= Vicalloy =

Family of cobalt-iron-vanadium alloys

Vicalloy is a family of cobalt-iron-vanadium wrought ferromagnetic alloys which have high coercivity and are used to make permanent magnets and other magnetic components. Vicalloy is precipitation hardened and can be formed by a number of cold working techniques. It is commonly used in electromechanical device applications, such as Wiegand wires because it shows a large Wiegand effect.

It consists of 52% cobalt, 10% vanadium, trace amounts of elements such as carbon and manganese, and balance (~37%) iron.

Its magnetic maximum energy product BH_{max} is 1 MGOe when cast and as high as 3.5 MGOe when appropriately cold worked.
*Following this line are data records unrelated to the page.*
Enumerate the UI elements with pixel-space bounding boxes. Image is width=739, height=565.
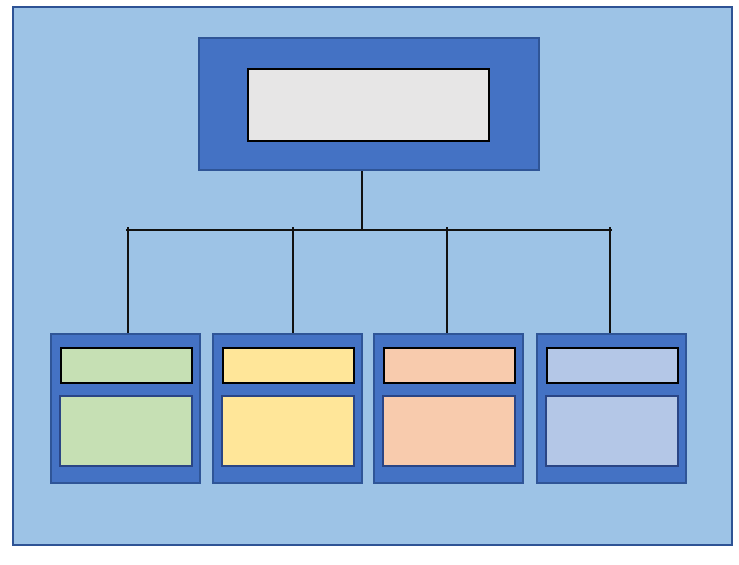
connector-drop-4 — [609, 227, 611, 333]
child-node-3 — [373, 333, 524, 484]
child-3-title-box — [383, 347, 516, 384]
root-node — [198, 37, 540, 171]
child-1-title-box — [60, 347, 193, 384]
connector-trunk — [361, 171, 363, 231]
child-3-body-box — [382, 395, 516, 467]
child-node-1 — [50, 333, 201, 484]
child-2-body-box — [221, 395, 355, 467]
child-4-body-box — [545, 395, 679, 467]
connector-drop-3 — [446, 227, 448, 333]
child-4-title-box — [546, 347, 679, 384]
connector-drop-1 — [127, 227, 129, 333]
connector-horizontal-bar — [126, 229, 612, 231]
root-node-inner-box — [247, 68, 490, 142]
child-node-2 — [212, 333, 363, 484]
connector-drop-2 — [292, 227, 294, 333]
child-node-4 — [536, 333, 687, 484]
child-1-body-box — [59, 395, 193, 467]
child-2-title-box — [222, 347, 355, 384]
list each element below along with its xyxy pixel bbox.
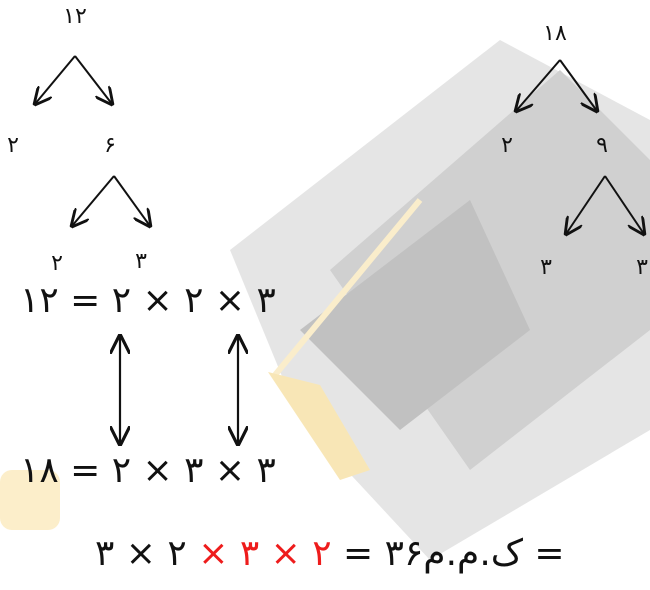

'Vicalloy' was used in hysteresis motors both in solid and laminated form (for higher frequency applications) by Vactric Ltd and Walter Jones Ltd - neither company still exist- using material produced and processed by Telcon Ltd (now owned by Carpenter Technology Corporation) from about 2008. 'Electrical Times' published an article 'Magnetic Alloys for Hysteresis Motors' by D.R. Driver on 10 August 1967 which includes some magnetic characteristics of Vicalloy and P6 alloy. Work on applications in hysteresis motors was done at Aston University, UK, (the late Nick Capoldi who joined Smiths Industries) and The Electrical Research Association, UK, (Tasker and Bradford), amongst others.